Why has it happened? Because we have lost a shared moral code. Because we no longer respect authority. Because national identities have eroded. Because we have sacrificed shared responsibilities in favor of individual or group rights. Because the media loves conflict. Because anger gets attention, and rage gets respect. When did we lose the culture of civility? When did anger become a political weapon? When did the era of gentleness die, to be replaced with our current age of rage? One thing is certain: this is a dangerous development, and we must pull back from the brink.
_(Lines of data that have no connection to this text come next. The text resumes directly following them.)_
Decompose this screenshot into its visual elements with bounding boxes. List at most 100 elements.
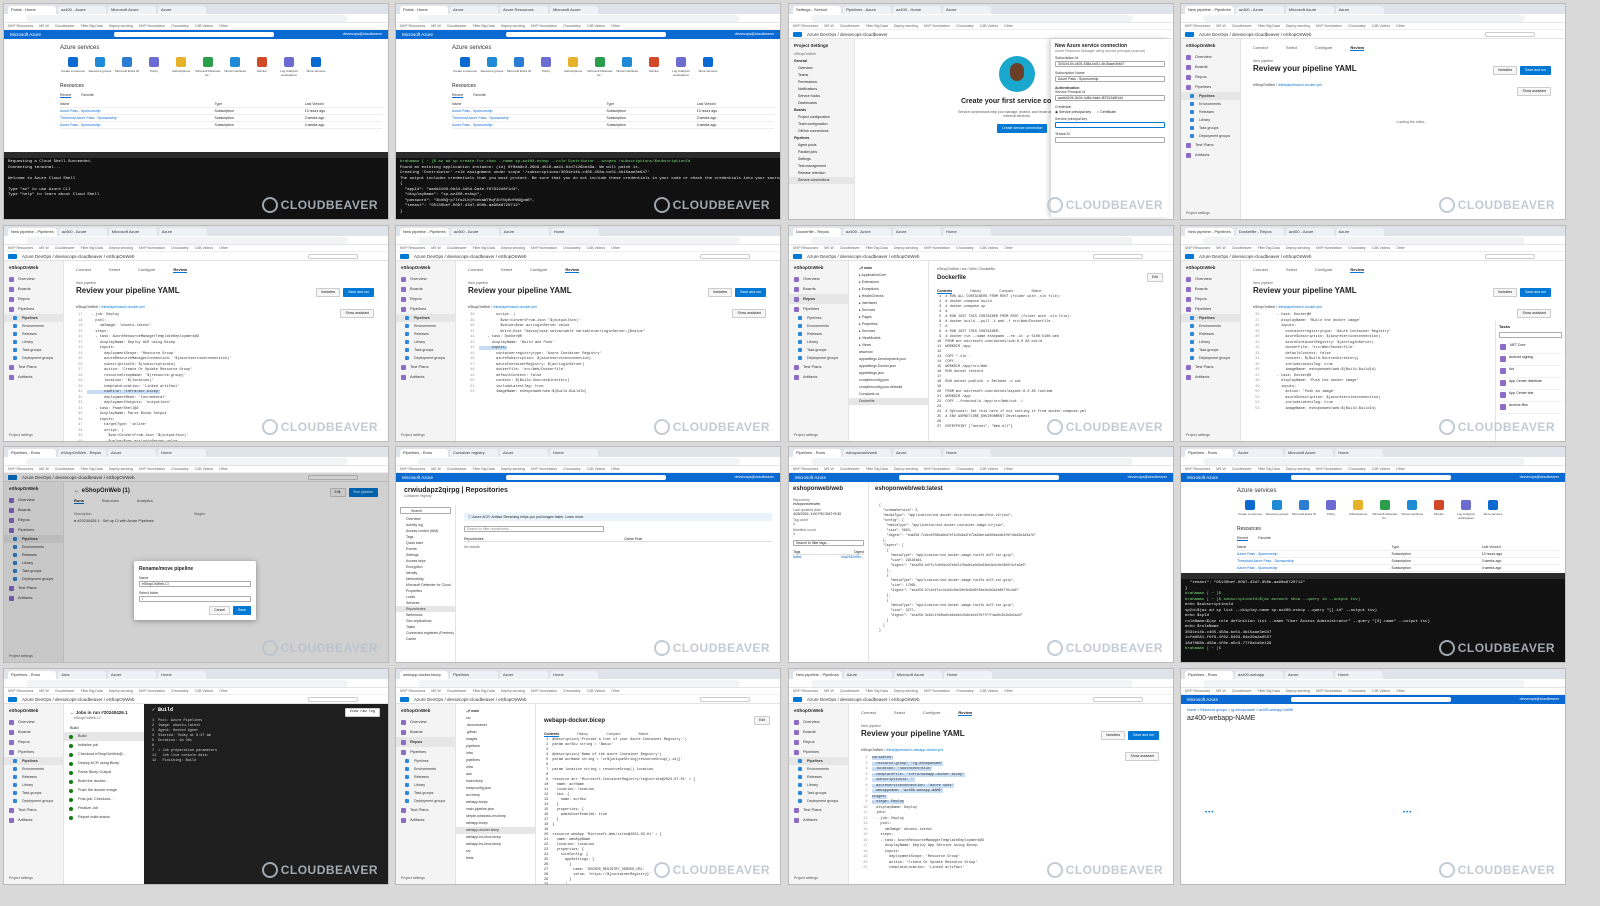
wizard-step[interactable]: Review bbox=[1350, 45, 1365, 51]
browser-tab[interactable]: Azure bbox=[450, 6, 498, 14]
table-row[interactable]: Azure Pass - Sponsorship Subscription 4 we… bbox=[1237, 565, 1559, 572]
sidebar-item-test-plans[interactable]: Test Plans bbox=[396, 362, 455, 372]
account-name[interactable]: devsecops@cloudbeaver bbox=[343, 30, 382, 39]
sidebar-item-overview[interactable]: Overview bbox=[1181, 52, 1240, 62]
search-input[interactable] bbox=[308, 254, 358, 259]
search-input[interactable] bbox=[1291, 475, 1451, 480]
browser-tab[interactable]: New pipeline - Pipelines bbox=[400, 228, 449, 236]
bookmark-item[interactable]: Cloudbeaver bbox=[840, 24, 860, 28]
sidebar-item-library[interactable]: Library bbox=[789, 781, 848, 789]
browser-tab[interactable]: New pipeline - Pipelines bbox=[1185, 6, 1234, 14]
resource-name[interactable]: Azure Pass - Sponsorship bbox=[452, 108, 607, 114]
bookmark-item[interactable]: Cloudbeaver bbox=[840, 246, 860, 250]
table-row[interactable]: Azure Pass - Sponsorship Subscription 13 h… bbox=[452, 108, 774, 115]
bookmark-item[interactable]: MS W bbox=[39, 467, 49, 471]
sidebar-item-repos[interactable]: Repos bbox=[789, 737, 848, 747]
bookmark-item[interactable]: Deploy sending bbox=[109, 246, 133, 250]
settings-item[interactable]: Notifications bbox=[789, 86, 854, 93]
bookmark-item[interactable]: Other bbox=[1396, 24, 1405, 28]
tag-filter-input[interactable]: Search to filter tags... bbox=[793, 540, 864, 546]
browser-tab[interactable]: Azure bbox=[158, 228, 207, 236]
cancel-button[interactable]: Cancel bbox=[209, 606, 231, 615]
field-input[interactable] bbox=[1055, 122, 1165, 128]
file-tree-item[interactable]: webapp-bs-linux.bicep bbox=[456, 841, 535, 848]
bookmark-item[interactable]: MS W bbox=[1216, 689, 1226, 693]
nav-item[interactable]: Cache bbox=[396, 636, 455, 642]
wizard-step[interactable]: Configure bbox=[1315, 267, 1332, 273]
file-tree-item[interactable]: ado bbox=[456, 771, 535, 778]
browser-tab[interactable]: Pipelines - Runs bbox=[793, 449, 841, 457]
ado-org[interactable]: Azure DevOps / devsecops-cloudbeaver / e… bbox=[22, 697, 134, 702]
branch-selector[interactable]: ⎇ main bbox=[849, 265, 928, 272]
file-tree-item[interactable]: pipelines bbox=[456, 743, 535, 750]
service-tile[interactable]: Monitor bbox=[641, 57, 667, 77]
service-tile[interactable]: Resource groups bbox=[1264, 500, 1290, 520]
sidebar-item-overview[interactable]: Overview bbox=[1181, 274, 1240, 284]
resource-name[interactable]: Threshold Azure Pass - Sponsorship bbox=[452, 115, 607, 121]
variables-button[interactable]: Variables bbox=[1492, 66, 1518, 75]
bookmark-item[interactable]: Filter Big Data bbox=[81, 24, 103, 28]
bookmark-item[interactable]: MVP Nomination bbox=[1316, 246, 1342, 250]
browser-tab[interactable]: Azure bbox=[943, 6, 991, 14]
resource-tab[interactable]: Recent bbox=[1237, 536, 1249, 541]
field-input[interactable] bbox=[1055, 137, 1165, 143]
bookmark-item[interactable]: MS W bbox=[39, 246, 49, 250]
browser-tab[interactable]: az400 - Azure bbox=[1235, 6, 1284, 14]
bookmark-item[interactable]: MVP Nomination bbox=[139, 24, 165, 28]
settings-item[interactable]: Settings bbox=[789, 156, 854, 163]
bookmark-item[interactable]: Cloudbeaver bbox=[55, 689, 75, 693]
ado-org[interactable]: Azure DevOps / devsecops-cloudbeaver / e… bbox=[22, 254, 134, 259]
browser-tab[interactable]: Azure bbox=[843, 671, 892, 679]
file-tree-item[interactable]: ▸ Views bbox=[849, 342, 928, 349]
bookmark-item[interactable]: Chocolatey bbox=[956, 467, 974, 471]
yaml-path[interactable]: /infra/pipelines/ci-webapp-docker.yml bbox=[886, 748, 943, 752]
wizard-step[interactable]: Select bbox=[1286, 45, 1297, 51]
browser-tab[interactable]: Pipelines bbox=[450, 671, 498, 679]
url-field[interactable] bbox=[1203, 15, 1525, 22]
sidebar-item-artifacts[interactable]: Artifacts bbox=[789, 372, 848, 382]
browser-tab[interactable]: Portal - Home bbox=[8, 6, 56, 14]
service-tile[interactable]: Subscriptions bbox=[560, 57, 586, 77]
sidebar-item-pipelines[interactable]: Pipelines bbox=[789, 304, 848, 314]
bookmark-item[interactable]: MVP Resources bbox=[400, 246, 425, 250]
url-field[interactable] bbox=[418, 237, 740, 244]
sidebar-item-overview[interactable]: Overview bbox=[789, 274, 848, 284]
file-tree-item[interactable]: ▸ ViewModels bbox=[849, 335, 928, 342]
yaml-path[interactable]: /infra/pipelines/ci-docker.yml bbox=[101, 305, 145, 309]
bookmark-item[interactable]: Filter Big Data bbox=[473, 24, 495, 28]
url-field[interactable] bbox=[811, 15, 1133, 22]
browser-tab[interactable]: Dockerfile - Repos bbox=[1235, 228, 1284, 236]
sidebar-item-environments[interactable]: Environments bbox=[4, 322, 63, 330]
bookmark-item[interactable]: Chocolatey bbox=[1348, 467, 1366, 471]
sidebar-item-boards[interactable]: Boards bbox=[1181, 284, 1240, 294]
browser-tab[interactable]: Azure bbox=[500, 228, 549, 236]
bookmark-item[interactable]: Chocolatey bbox=[171, 467, 189, 471]
task-item[interactable]: Ant bbox=[1499, 366, 1562, 378]
job-step[interactable]: Deploy ACR using Bicep bbox=[64, 759, 144, 768]
service-tile[interactable]: Create a resource bbox=[452, 57, 478, 77]
create-service-connection-button[interactable]: Create service connection bbox=[997, 124, 1048, 133]
bookmark-item[interactable]: Chocolatey bbox=[956, 24, 974, 28]
service-tile[interactable]: Monitor bbox=[1426, 500, 1452, 520]
wizard-step[interactable]: Select bbox=[109, 267, 120, 273]
bookmark-item[interactable]: MVP Resources bbox=[8, 467, 33, 471]
bookmark-item[interactable]: MVP Resources bbox=[1185, 246, 1210, 250]
sidebar-item-pipelines[interactable]: Pipelines bbox=[1181, 92, 1240, 100]
sidebar-item-pipelines[interactable]: Pipelines bbox=[1181, 304, 1240, 314]
sidebar-item-task-groups[interactable]: Task groups bbox=[789, 789, 848, 797]
project-settings-link[interactable]: Project settings bbox=[794, 433, 818, 437]
search-input[interactable] bbox=[506, 475, 666, 480]
file-tab[interactable]: Blame bbox=[638, 732, 648, 737]
wizard-step[interactable]: Configure bbox=[138, 267, 155, 273]
bookmark-item[interactable]: C4B Videos bbox=[980, 24, 998, 28]
bookmark-item[interactable]: MS W bbox=[1216, 246, 1226, 250]
bookmark-item[interactable]: Chocolatey bbox=[1348, 246, 1366, 250]
service-tile[interactable]: Log Analytics workspaces bbox=[1453, 500, 1479, 520]
task-item[interactable]: Archive files bbox=[1499, 402, 1562, 414]
service-tile[interactable]: Monitor bbox=[249, 57, 275, 77]
sidebar-item-artifacts[interactable]: Artifacts bbox=[4, 815, 63, 825]
bookmark-item[interactable]: Filter Big Data bbox=[1258, 24, 1280, 28]
variables-button[interactable]: Variables bbox=[1492, 288, 1518, 297]
resource-name[interactable]: Azure Pass - Sponsorship bbox=[60, 108, 215, 114]
search-input[interactable] bbox=[114, 32, 274, 37]
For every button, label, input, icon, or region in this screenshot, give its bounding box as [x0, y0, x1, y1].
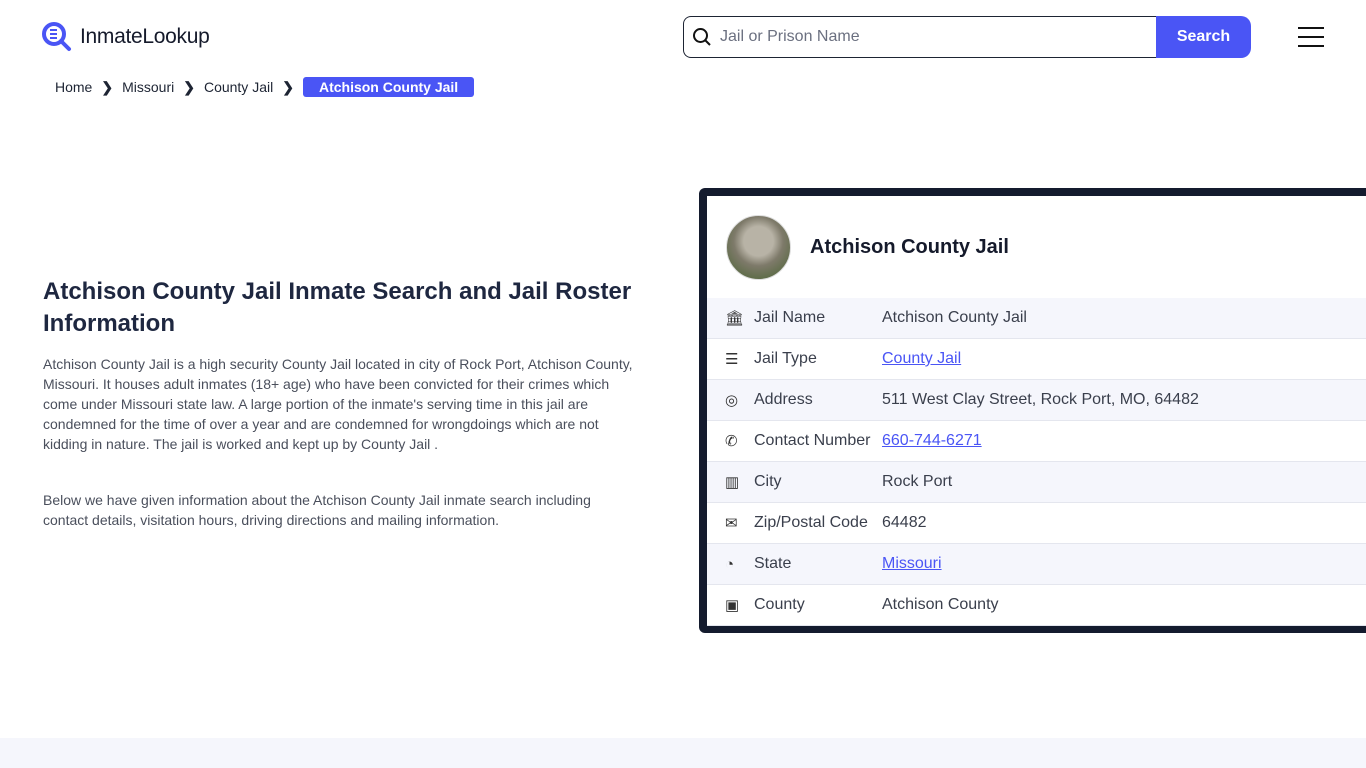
row-label: Address — [754, 391, 813, 408]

Often the origin of words tells a story. “Civility” comes from the same root as civilian and civilization. “Polite” has the same origin as politics and polity. “Urbane” derives from the same root as urban. All three come from Classical words meaning a city and its governance. Why so? In antiquity, cities, especially those on the Mediterranean, were where people of different faiths and cultures came together to trade. They had to learn to trust one another. They had to develop an ethic that worked with strangers as well as friends. That is where civility was born. Trade has usually had a bad press. The truth is, however, that business is the most powerful alternative to war. The great trading centers— 16th-century Venice, the Netherlands in the 17th, London in the 18th — tended to be at the cutting edge of tolerance. Often the choice has been, and will continue to be, between the market and the battlefield.
Religion’s greatest strength and greatest weakness is that it creates communities of the like-minded. Members of a faith feel a kinship. They come to each other’s aid. They live the “We” as much as the “I”. Often they see themselves as an extended family. That is the good news. The bad news is that communities distinguish sharply between insiders and outsiders; “Us” and “Them”, the saved and the damned, the children of light and the children of darkness.
This is not a problem if you live among those who believe as you do, which is what tended to happen in rural communities. But cities were arenas of diversity. That is why they gave rise to an etiquette of civility. Civility’s virtues — courtesy, restraint, respect for others, understatement — are not universal. They emerge at specific places and times. One of the first modern works on the subject, Adam Ferguson’s The History of Civil Society (1767), was set against a background of urbanization, the division of labor and the growth of the market economy. It came from the same world as his fellow Scotsman Adam Smith’s The Wealth of Nations.
Daily Goals:
Civility is an ethic across boundaries. It means respecting strangers. It is a way of saying that though we come from diverse backgrounds, we share a moral universe. Though we are different, we belong to something — the common good — that embraces us both. Without civility there is no society, merely the clamor of individuals and the clash of conflicting ghettos. Because the loudest voice wins. The sooner we recover civility, the better. To regain that moral sense, make an active commitment to resolve the overemphasis on the “I” and the underemphasis on the “we” that is damaging everything and everyone in the cultural climate change we are facing in the world today.